‘A Gentleman in Moscow’, on SkyShowtime: from cult book to series with Ewan McGregor at the helm

‘A Gentleman in Moscow’, on SkyShowtime: from cult book to series with Ewan McGregor at the helmARCHIVE

The Bostonian Love Towles surprised in 2016 with a second novel, ‘A gentleman in Moscow’ (here in Salamandra), full of wit and humanism and written with the most graceful prose imaginable. Her hero was Count Aleksandr Ilyich Rostov, Russian aristocrat who survives the Bolshevik revolution thanks to the theoretically subversive poem which he wrote in 1913. The court commutes the maximum sentence to a singular house arrest: he must spend the rest of his days at the Metropol Hotel, where he had been residing for a few years, in addition to giving up his money and his possessions, or most of them. Furthermore, she will no longer live in her luxurious suite overlooking the Bolshoi Theater, but in much worse conditions, in one of the small bedrooms in the attic where one day the butlers and maids of the hotel guests stayed.

It was clear that Aleksandr’s life in that decadent microcosm and, at the same time, full of life, exultant life, made for a great series, and in fact the project was already underway in 2017, at first with Kenneth Branagh as protagonist. In August 2022, a significant replacement was announced: it would be Ewan McGregor who would grow an imposing mustache to embody that nobleman is also not inconsiderable, educated, friendly, thinker, reader, conversationalist, but also capable of dealing a good blow if the situation leaves no other solution. That, in theory, he has seen more than most people, but he still has reserves of innocence that allow him to marvel at everything.

Laughter and melancholy

McGregor’s work alone is reason enough to approach ‘A Gentleman in Moscow’ (SkyShowtime, from Thursday, the 18th), a series almost as refined as its protagonist, in which information is dispensed without haste and emotion is allowed to filter between the joints, without haste, without exaggerations. The actor of ‘Trainspotting’ and ‘Moulin Rouge!’ He knows how to make people laugh every time he sets his mind to it, but he is no less skilled at capturing the melancholy of a man who has lost his family and his class, the life he knew.

What awaits him now, whatever it may be, is not so bad either. He becomes good friends, curiously, with a nine-year-old girl, Nina (Alexa Goodall), who knows all the secret passages in the place and wants to know everything about the princesses and the duels from the count’s past life. He doesn’t get along so well, at least in principle, with the secret police agent Osip (Johnny Harris), obsessed with our hero passing away.

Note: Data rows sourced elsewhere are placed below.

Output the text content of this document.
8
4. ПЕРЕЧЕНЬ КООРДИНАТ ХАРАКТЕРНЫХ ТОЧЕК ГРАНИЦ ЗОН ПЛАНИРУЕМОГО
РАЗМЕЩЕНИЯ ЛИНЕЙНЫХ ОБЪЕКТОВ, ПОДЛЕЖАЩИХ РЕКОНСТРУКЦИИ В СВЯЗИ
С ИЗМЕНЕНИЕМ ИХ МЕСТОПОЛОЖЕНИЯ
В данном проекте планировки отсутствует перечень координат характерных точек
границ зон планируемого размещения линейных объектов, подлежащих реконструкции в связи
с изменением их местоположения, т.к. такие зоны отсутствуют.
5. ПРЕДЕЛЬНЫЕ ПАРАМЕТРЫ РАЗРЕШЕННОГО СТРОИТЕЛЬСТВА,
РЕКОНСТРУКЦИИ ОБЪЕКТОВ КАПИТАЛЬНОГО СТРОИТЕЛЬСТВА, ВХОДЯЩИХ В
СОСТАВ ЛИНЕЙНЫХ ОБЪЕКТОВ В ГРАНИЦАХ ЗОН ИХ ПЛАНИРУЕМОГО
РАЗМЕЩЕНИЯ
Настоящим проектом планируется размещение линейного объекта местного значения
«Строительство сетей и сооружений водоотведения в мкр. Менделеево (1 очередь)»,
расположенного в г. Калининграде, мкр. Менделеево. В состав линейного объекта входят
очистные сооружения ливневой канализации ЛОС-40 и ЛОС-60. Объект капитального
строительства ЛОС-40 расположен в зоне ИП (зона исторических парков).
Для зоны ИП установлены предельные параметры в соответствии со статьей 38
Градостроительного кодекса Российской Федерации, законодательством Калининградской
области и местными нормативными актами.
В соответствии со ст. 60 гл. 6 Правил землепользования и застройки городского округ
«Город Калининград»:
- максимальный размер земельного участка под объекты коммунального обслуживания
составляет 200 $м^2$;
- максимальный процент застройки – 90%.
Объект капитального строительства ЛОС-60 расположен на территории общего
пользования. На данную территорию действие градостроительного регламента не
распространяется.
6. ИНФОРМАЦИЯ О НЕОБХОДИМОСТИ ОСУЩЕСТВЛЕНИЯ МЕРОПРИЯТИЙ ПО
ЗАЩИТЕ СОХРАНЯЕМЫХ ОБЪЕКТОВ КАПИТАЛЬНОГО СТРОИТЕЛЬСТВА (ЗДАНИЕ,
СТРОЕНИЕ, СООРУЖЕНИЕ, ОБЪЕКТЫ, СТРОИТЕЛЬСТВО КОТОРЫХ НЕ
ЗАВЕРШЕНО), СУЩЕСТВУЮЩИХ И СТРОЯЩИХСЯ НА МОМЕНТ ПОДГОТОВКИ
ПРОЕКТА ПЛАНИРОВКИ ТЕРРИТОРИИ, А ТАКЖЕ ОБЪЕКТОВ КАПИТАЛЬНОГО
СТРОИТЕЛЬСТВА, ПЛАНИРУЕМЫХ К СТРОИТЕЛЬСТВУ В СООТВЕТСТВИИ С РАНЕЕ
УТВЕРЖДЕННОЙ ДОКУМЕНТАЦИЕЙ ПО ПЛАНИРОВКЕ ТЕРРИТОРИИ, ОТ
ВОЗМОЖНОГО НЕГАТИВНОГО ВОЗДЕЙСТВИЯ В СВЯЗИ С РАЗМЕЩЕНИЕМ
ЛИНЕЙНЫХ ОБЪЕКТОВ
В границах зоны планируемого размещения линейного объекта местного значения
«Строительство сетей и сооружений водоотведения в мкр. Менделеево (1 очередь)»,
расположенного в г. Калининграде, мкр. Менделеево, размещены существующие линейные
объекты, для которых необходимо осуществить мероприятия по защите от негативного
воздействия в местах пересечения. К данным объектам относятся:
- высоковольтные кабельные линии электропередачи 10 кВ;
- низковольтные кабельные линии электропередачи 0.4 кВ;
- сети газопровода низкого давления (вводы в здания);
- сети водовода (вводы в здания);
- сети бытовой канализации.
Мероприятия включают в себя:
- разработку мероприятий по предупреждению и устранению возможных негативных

Rostov’s love interest is actress Anna Urbanova (Mary Elizabeth Winstead), whose films, the wise Nina assures, are not good at all. Anna becomes greatly intrigued by the mystery surrounding the count; the mystery of “will they or won’t they?” It lasts very little. But love… love is another matter, a true mystery.

McGregor and Winstead have had a harder time faking the initial unfamiliarity than the subsequent chemistry. After dating for five years, they married in 2022, a year after welcoming their first child. Although They are both part of the ‘Star Wars’ galaxy, he as Obi-Wan Kenobi and she as the Twi’lek Hera Syndulla, have never shared scenes in the saga, nor did they do in ‘Birds of Prey (and the Fantabulous Emancipation of Harley Quinn)’. Yes, they were really together in the project that also united them on a sentimental level: the third season of ‘, from 2017, in which McGregor was a decadent probation officer (and his slightly older brother), and Winstead, his dangerous girlfriend Nikki Swango; a strange but adorable couple.

With Spanish production design

This is a world where, despite Osip and the lack of freedom, you want to stay and live. The screenwriter Ben Vanstone (‘All Creatures Great and Small), also creator of the series, has great and intimate dialogues, in some cases quite similar to those of the literary original, it should be said. The main director, Sam Miller, has the modern classic ‘I Could Destroy You’ on his resume, as does cinematographer Adam Gillham. And the wonderful rooms of the Metropol are the responsibility of the production designer Victor Molero, a Spanish talent recently also used in the highly recommended ‘Criminals’. It remains to be seen how many days we will be able to spend here; whether the series will enhance an infinite premise or will not dare to blur such a respected book.